I've tried various things like trying to urlencode $output before i decode it, but to no avail. So, how do i fix this?


Solution

  • Setting curl_setopt($cInit, CURLOPT_HEADER, true); (or 1 instead of true) means that instead of just getting the body back, the $output variable also includes the headers. This is why trying to json_decode() it doesn't work - with the headers at the top, it's no longer a valid JSON string.

    This SO question has more details on the various ways you can try and parse out the headers from your body, depending on the needs of your server. If you're not using proxies, redirects or anything odd, then the accepted answer from that question may work for you (adapted for your variables):

    $header_size = curl_getinfo($cInit, CURLINFO_HEADER_SIZE);
    $header = substr($output, 0, $header_size);
    $body = substr($output, $header_size);
    

    If you're concerned that because you're dealing with Github and you don't know about their infrastructure or what they might change on you (the Github search documentation does warn it may change without advance notice after all), then you may be better off using the CURLOPT_HEADERFUNCTION option, which lets you assign a callback function to parse each (every) header that comes back from the cURL request. What the value of this must be (from the documentation):

    A callback accepting two parameters. The first is the cURL resource, the second is a string with the header data to be written. The header data must be written by this callback. Return the number of bytes written.

    You can see examples of this in the same previous SO question - it can be the usual trivial cases (a named function, or a PHP callable array), or even a closure which populates a global $headers array.

    Having tested these methods, the Link header showed up correctly for me if there was more than one page of results. If there was only one page (or no results) then the Link header was omitted from the Github response entirely.

    Without knowing what you're using for $term, $lang and $pp, this might be a bit trickier.

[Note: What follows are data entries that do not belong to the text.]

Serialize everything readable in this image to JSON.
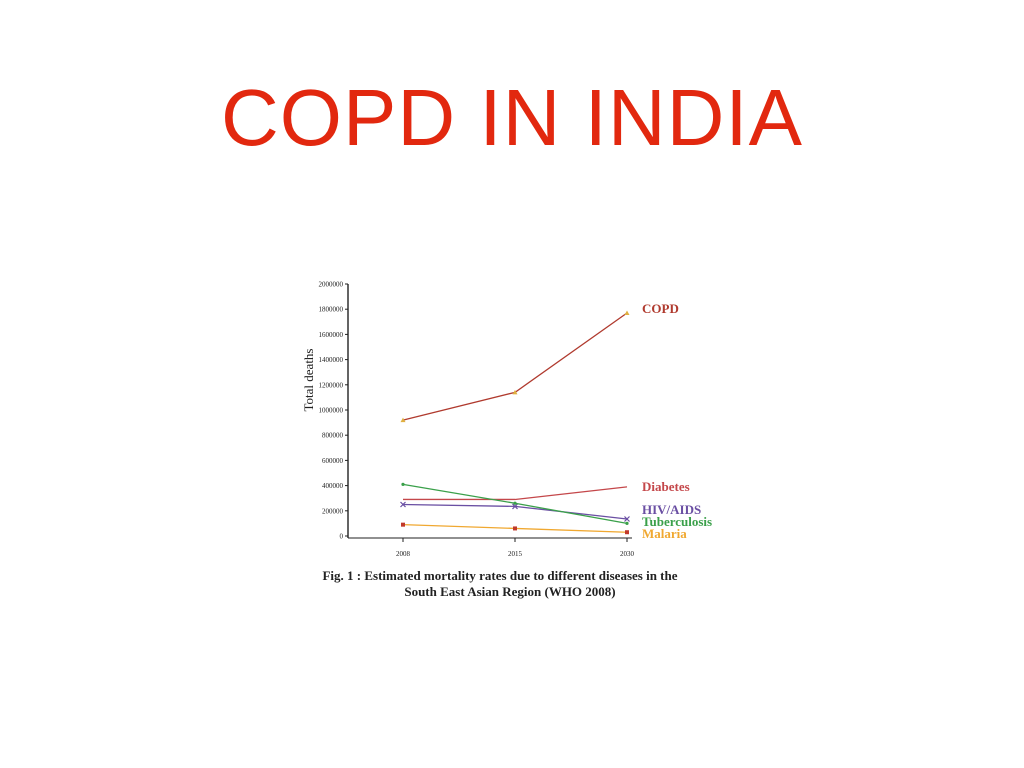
{
  "slide": {
    "title": "COPD IN INDIA"
  },
  "chart_data": {
    "type": "line",
    "x": [
      "2008",
      "2015",
      "2030"
    ],
    "ylabel": "Total deaths",
    "xlabel": "",
    "ylim": [
      0,
      2000000
    ],
    "yticks": [
      "0",
      "200000",
      "400000",
      "600000",
      "800000",
      "1000000",
      "1200000",
      "1400000",
      "1600000",
      "1800000",
      "2000000"
    ],
    "grid": false,
    "legend": "right, end of each line",
    "caption_line1": "Fig. 1 : Estimated mortality rates due to different diseases in the",
    "caption_line2": "South East Asian Region (WHO 2008)",
    "series": [
      {
        "name": "COPD",
        "values": [
          920000,
          1140000,
          1770000
        ],
        "color": "#b03a2e",
        "marker": "tri"
      },
      {
        "name": "Diabetes",
        "values": [
          290000,
          290000,
          390000
        ],
        "color": "#c4474a",
        "marker": "none"
      },
      {
        "name": "HIV/AIDS",
        "values": [
          250000,
          235000,
          135000
        ],
        "color": "#6a4fa3",
        "marker": "x"
      },
      {
        "name": "Tuberculosis",
        "values": [
          410000,
          260000,
          100000
        ],
        "color": "#3aa04a",
        "marker": "dot"
      },
      {
        "name": "Malaria",
        "values": [
          90000,
          60000,
          30000
        ],
        "color": "#f0a830",
        "marker": "square"
      }
    ]
  },
  "colors": {
    "title": "#e2280f",
    "axis": "#222222"
  }
}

Since you're also using a $user and $pw combo for authorization, there might be some differences in using the regular API endpoints for publicly consumable data. I would check using search queries where you know that there are many pages of results on public repositories first.

    Last but not least, if you're writing an application to consume the Github API, I suggest standing the shoulders of those who have been there before. For example, KNP Labs have a Github API wrapper for PHP which is very popular (with documentation on search and pagination), or if you're using Laravel there's a wrapper by Graham Campbell.